If we accept Vulliamy’s charge that a change in school curricular repertoire to include other forms of music requires a radical redefinition of what counts as music, then the obvious goal of continuing education in music education must be to allow teachers to escape their chains of cultural reproduction. It is not the performing skills but the context and reification which bind these musicians. Music teachers need the performing knowledge to take advantage of students’ cultural capital and to foster their own understanding of the knowledge of performing in the cornucopia of musical genres available to today’s youth.

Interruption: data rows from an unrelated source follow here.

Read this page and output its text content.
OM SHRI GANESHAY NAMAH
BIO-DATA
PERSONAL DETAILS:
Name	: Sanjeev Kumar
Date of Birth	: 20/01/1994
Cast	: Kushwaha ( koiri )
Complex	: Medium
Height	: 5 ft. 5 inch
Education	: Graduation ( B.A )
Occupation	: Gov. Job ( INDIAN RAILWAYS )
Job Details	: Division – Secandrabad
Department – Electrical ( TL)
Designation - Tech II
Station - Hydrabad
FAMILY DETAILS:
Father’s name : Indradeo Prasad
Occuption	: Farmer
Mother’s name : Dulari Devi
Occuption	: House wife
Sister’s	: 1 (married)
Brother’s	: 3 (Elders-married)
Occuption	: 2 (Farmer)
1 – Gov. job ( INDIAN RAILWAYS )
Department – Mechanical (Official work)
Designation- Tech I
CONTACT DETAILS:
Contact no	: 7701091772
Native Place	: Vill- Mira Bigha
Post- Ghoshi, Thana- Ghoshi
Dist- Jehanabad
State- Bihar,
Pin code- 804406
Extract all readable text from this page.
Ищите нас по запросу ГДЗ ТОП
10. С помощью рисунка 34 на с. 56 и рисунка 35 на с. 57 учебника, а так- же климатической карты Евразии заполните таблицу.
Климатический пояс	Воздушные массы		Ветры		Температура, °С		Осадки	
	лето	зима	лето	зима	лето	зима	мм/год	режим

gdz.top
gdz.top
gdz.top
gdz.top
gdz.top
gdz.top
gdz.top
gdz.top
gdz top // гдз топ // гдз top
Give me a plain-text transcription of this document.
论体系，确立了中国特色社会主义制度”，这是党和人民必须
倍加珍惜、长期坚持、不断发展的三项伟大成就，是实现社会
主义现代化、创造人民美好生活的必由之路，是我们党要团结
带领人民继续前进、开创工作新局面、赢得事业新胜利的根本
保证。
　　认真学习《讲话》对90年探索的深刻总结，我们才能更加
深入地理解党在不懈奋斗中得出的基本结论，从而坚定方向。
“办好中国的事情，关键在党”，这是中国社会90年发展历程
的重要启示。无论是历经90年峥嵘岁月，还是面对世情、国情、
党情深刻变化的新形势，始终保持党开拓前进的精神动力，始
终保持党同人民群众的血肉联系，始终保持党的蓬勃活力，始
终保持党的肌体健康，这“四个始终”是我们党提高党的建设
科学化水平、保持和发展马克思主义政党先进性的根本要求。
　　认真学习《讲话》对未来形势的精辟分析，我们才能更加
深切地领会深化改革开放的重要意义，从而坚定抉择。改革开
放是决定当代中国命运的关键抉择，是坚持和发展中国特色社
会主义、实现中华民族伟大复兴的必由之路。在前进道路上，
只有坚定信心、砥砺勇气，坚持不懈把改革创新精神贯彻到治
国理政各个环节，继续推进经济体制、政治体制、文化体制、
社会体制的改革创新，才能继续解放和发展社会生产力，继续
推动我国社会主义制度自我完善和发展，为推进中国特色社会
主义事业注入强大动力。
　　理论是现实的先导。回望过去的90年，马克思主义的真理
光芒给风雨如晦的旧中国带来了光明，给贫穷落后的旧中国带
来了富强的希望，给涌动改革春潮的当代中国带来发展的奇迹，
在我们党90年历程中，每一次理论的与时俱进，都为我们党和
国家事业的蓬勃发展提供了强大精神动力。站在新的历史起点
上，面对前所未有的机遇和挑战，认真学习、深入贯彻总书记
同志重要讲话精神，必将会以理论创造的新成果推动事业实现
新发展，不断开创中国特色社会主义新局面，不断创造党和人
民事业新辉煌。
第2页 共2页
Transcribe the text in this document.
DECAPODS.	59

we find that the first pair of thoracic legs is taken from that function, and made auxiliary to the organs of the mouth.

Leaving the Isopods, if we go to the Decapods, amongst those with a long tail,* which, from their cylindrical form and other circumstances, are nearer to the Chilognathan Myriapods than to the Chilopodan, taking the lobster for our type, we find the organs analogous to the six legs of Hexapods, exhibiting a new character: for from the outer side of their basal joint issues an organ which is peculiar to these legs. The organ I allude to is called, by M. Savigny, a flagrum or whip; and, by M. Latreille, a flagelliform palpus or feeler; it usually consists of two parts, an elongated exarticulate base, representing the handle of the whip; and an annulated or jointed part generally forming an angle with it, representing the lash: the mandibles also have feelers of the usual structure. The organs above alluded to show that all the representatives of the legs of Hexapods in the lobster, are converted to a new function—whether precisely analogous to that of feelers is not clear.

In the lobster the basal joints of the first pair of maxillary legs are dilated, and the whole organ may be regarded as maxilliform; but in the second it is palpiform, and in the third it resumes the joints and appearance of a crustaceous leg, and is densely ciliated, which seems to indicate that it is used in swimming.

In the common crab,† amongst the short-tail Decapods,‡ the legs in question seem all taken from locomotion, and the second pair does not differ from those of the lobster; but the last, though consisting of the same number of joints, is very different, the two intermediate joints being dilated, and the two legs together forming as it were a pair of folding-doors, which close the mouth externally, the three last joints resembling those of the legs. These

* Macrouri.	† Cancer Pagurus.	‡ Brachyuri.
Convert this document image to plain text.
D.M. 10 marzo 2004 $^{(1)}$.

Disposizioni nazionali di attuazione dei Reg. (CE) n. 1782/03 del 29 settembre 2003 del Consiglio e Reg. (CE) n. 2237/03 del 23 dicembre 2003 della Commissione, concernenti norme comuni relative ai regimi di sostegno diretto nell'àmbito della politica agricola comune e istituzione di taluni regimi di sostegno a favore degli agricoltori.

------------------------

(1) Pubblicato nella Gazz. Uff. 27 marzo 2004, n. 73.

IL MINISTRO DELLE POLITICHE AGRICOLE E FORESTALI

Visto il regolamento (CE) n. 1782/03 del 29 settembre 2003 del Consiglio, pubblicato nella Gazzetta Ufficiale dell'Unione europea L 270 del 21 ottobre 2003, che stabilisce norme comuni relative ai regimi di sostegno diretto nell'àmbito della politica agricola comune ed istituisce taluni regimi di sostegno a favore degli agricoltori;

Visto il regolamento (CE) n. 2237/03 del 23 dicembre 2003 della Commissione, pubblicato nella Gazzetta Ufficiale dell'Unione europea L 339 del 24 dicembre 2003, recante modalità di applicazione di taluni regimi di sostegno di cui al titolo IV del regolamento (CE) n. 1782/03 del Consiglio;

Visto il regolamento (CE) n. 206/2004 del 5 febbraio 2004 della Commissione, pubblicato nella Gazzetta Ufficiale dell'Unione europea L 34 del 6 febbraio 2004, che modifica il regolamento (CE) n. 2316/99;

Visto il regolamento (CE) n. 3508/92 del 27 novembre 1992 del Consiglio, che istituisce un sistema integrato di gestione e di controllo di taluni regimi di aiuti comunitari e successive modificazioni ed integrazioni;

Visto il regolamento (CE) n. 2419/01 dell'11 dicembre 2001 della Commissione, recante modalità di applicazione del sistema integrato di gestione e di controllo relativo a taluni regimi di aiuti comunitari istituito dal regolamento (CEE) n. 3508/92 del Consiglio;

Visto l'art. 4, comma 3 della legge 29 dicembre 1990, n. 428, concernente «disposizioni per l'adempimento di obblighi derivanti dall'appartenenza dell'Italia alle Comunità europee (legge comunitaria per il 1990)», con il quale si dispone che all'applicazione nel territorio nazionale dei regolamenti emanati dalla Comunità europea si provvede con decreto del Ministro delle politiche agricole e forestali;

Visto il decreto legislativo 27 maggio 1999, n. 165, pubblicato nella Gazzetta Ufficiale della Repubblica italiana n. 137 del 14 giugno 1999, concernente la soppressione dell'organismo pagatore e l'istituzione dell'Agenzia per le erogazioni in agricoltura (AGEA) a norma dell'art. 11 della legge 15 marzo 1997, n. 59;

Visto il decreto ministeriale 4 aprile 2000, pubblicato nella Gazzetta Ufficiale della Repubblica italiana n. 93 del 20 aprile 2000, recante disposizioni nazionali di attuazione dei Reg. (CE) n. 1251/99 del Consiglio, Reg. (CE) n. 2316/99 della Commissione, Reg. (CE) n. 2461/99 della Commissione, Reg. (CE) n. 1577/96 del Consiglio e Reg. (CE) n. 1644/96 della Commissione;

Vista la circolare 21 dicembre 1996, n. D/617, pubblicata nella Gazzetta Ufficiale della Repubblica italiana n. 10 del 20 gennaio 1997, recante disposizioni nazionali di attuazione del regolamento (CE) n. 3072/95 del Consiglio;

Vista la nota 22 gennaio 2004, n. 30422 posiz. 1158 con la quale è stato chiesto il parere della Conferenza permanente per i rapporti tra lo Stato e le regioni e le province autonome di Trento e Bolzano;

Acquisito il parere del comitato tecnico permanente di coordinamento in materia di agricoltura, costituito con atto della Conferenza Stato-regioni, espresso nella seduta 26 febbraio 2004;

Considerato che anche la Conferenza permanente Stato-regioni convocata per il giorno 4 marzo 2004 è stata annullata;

The degree to which our hands in educational programmes are tied to the old ways of the music schools will be indicative of the success we will ultimately meet in preparing professionals to meet these challenges. Our current system, if we accept the metaphor of the teacher as the architect of the schooling experience outlined above, has the stone cutter telling the architect the only allowable way to design a house despite a plethora of new building styles and materials. We ought to welcome the extent that the classically trained artisan can contribute to the process of music education, but in today’s world, it is no longer acceptable to have the artisan directing the professional.

Our wall, like that in Berlin, will hopefully soon fall and we will be able to offer a truly contemporary curriculum to the students in our schools.